La plupart se conformèrent à cet ordre, mais l'un d'eux, le sieur Auger, établi depuis trois ans seulement, sans aucune permission, et dans un local étroit, qui ne pouvait convenir à cette destination, refusa d'obéir. Il fut traduit, en conséquence, devant le tribunal de police du canton de Sceaux, qui le condamna à une amende et aux frais, mais ne voulut pas ordonner la fermeture de l'établissement, requise par le ministère public, et sur ce chef, renvoya l'affaire devant le Préfet; «Attendu, disait le jugement, qu'aux termes du décret du 15 octobre 1810 et de l'ordonnance royale du 14 janvier 1815, cette fermeture ne pouvait être ordonnée que par l'autorité administrative ».
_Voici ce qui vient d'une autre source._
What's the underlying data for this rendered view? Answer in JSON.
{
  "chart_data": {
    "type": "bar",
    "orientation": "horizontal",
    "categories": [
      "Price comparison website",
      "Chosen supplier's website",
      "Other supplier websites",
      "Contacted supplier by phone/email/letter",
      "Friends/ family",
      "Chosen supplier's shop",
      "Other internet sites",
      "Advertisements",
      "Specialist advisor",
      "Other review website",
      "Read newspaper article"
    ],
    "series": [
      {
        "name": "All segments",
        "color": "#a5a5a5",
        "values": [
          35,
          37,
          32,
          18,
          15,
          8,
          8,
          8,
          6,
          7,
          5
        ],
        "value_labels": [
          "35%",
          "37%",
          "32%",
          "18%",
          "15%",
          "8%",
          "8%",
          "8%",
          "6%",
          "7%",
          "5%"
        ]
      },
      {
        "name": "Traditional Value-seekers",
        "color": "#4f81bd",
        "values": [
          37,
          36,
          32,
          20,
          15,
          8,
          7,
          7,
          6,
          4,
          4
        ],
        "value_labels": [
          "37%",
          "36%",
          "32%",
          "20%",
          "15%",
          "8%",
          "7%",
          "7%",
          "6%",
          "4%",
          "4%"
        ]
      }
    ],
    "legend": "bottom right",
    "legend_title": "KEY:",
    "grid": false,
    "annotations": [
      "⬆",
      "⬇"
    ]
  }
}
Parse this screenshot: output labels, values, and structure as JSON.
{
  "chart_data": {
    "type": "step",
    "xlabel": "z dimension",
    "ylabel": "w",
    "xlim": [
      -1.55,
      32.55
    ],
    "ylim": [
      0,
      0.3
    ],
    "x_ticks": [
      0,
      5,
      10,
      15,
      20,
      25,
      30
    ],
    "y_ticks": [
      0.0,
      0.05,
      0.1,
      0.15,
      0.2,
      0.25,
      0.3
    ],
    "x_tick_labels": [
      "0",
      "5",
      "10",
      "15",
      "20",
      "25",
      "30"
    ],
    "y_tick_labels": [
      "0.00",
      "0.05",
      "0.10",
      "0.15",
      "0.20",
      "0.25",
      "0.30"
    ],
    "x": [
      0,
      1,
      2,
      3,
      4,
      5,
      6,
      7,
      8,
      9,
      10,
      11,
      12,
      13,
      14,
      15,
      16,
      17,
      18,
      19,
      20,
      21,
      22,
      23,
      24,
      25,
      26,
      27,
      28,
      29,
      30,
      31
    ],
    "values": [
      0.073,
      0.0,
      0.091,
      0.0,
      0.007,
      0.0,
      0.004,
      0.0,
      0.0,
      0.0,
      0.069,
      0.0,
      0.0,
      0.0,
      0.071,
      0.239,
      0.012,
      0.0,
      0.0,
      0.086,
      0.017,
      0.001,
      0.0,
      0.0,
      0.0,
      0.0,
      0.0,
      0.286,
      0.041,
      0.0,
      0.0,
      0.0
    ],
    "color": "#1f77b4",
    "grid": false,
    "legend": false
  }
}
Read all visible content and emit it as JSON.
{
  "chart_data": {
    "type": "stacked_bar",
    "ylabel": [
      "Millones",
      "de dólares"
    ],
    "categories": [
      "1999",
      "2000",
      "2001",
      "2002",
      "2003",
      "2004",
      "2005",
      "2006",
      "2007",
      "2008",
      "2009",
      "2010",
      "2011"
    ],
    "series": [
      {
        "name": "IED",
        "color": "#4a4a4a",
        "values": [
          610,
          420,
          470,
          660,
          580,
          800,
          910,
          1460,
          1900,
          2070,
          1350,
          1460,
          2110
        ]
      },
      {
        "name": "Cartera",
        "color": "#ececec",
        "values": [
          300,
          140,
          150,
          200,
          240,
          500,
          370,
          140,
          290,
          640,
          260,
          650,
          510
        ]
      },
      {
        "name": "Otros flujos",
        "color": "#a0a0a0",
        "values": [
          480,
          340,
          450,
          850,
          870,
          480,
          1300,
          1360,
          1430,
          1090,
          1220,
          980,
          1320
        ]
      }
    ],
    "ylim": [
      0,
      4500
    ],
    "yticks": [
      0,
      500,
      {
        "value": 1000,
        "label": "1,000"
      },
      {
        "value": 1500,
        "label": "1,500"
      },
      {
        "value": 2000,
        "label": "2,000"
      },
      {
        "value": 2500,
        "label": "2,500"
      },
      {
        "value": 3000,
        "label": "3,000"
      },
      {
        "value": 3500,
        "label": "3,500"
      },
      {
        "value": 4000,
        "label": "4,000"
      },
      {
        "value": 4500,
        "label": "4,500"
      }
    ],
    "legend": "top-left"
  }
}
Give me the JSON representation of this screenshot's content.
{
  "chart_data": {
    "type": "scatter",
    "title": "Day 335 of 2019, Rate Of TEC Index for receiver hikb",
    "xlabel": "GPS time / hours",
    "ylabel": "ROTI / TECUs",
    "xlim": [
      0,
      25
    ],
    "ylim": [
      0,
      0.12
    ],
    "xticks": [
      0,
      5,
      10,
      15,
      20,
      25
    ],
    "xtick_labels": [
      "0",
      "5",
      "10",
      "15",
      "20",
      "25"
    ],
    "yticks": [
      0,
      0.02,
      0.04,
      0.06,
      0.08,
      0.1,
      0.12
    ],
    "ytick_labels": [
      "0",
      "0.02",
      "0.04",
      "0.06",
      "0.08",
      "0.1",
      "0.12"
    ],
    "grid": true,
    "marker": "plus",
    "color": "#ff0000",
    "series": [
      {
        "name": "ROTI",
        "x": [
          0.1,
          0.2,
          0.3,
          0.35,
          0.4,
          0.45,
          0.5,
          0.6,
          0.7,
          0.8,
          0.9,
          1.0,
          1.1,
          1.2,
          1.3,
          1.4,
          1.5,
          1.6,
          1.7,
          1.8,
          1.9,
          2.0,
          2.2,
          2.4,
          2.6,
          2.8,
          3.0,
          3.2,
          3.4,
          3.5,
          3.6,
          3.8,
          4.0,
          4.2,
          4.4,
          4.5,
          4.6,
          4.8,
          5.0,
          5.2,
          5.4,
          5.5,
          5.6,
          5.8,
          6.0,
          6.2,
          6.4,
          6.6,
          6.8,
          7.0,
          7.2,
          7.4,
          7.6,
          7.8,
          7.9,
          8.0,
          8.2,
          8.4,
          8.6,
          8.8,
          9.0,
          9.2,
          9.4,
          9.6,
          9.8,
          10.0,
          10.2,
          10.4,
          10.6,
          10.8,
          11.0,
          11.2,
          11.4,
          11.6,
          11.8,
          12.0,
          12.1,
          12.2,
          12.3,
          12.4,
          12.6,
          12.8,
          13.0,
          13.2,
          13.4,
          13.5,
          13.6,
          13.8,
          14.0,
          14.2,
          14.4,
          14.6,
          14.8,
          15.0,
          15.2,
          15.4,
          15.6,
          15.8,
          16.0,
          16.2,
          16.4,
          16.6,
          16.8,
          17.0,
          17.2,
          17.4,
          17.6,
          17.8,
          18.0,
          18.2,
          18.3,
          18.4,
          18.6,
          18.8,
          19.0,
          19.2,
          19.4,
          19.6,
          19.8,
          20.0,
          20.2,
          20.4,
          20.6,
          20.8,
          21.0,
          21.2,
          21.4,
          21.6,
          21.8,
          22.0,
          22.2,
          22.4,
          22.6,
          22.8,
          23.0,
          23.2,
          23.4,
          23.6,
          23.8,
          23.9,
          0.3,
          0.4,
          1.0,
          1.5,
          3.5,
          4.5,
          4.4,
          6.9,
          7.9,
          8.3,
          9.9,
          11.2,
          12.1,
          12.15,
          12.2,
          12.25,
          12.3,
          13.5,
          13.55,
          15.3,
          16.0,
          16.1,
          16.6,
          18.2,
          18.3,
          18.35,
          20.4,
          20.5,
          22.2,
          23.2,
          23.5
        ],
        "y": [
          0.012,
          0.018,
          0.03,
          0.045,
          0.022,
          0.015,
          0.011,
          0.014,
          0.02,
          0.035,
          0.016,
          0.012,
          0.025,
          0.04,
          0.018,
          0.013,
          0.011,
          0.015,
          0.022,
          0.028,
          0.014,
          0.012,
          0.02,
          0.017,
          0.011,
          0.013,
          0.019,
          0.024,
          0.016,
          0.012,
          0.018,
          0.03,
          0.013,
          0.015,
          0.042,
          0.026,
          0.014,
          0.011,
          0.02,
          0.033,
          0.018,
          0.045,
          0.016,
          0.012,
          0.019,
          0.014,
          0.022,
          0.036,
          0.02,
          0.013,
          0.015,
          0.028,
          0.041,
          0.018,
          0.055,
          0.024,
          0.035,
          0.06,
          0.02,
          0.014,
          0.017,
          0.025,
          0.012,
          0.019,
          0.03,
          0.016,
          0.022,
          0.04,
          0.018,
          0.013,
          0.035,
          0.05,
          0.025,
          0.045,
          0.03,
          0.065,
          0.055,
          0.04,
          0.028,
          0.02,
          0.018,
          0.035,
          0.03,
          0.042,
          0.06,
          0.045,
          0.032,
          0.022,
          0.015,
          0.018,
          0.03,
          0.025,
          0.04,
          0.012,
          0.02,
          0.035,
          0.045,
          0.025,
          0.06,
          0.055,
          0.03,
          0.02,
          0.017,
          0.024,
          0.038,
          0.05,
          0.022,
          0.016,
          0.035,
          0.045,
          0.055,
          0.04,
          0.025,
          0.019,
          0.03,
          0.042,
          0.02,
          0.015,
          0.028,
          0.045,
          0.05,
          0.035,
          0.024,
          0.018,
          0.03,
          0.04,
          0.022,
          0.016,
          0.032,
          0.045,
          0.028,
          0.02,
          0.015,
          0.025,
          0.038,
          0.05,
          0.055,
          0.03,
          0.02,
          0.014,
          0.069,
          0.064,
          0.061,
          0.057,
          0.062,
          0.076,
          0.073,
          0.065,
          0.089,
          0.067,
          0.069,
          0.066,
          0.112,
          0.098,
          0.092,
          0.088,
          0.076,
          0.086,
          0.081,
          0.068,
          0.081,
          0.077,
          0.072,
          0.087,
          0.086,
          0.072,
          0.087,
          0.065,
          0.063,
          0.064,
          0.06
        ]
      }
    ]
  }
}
Le Préfet de police crut devoir dénoncer ce jugement au Procureur-général près la cour de cassation; ce magistrat adoptant les principes sur lesquels s'appuyait l'administration, prit un réquisitoire dans lequel il s'exprimait en ces termes :

<< La police municipale, dont le Préfet exerce les droits à Paris, a essentiellement, dans ses attributions, le soin de veiller à la salubrité publique

<< La buanderie dont il s'agit compromet cette salubrité, eu égard au local où elle est établie ».

« Ainsi nul doute que l'injonction faite au sieur Auger de cesser ses travaux dans le local qu'il occupe aujourd'hui, ne fut une chose licite et nécessaire ».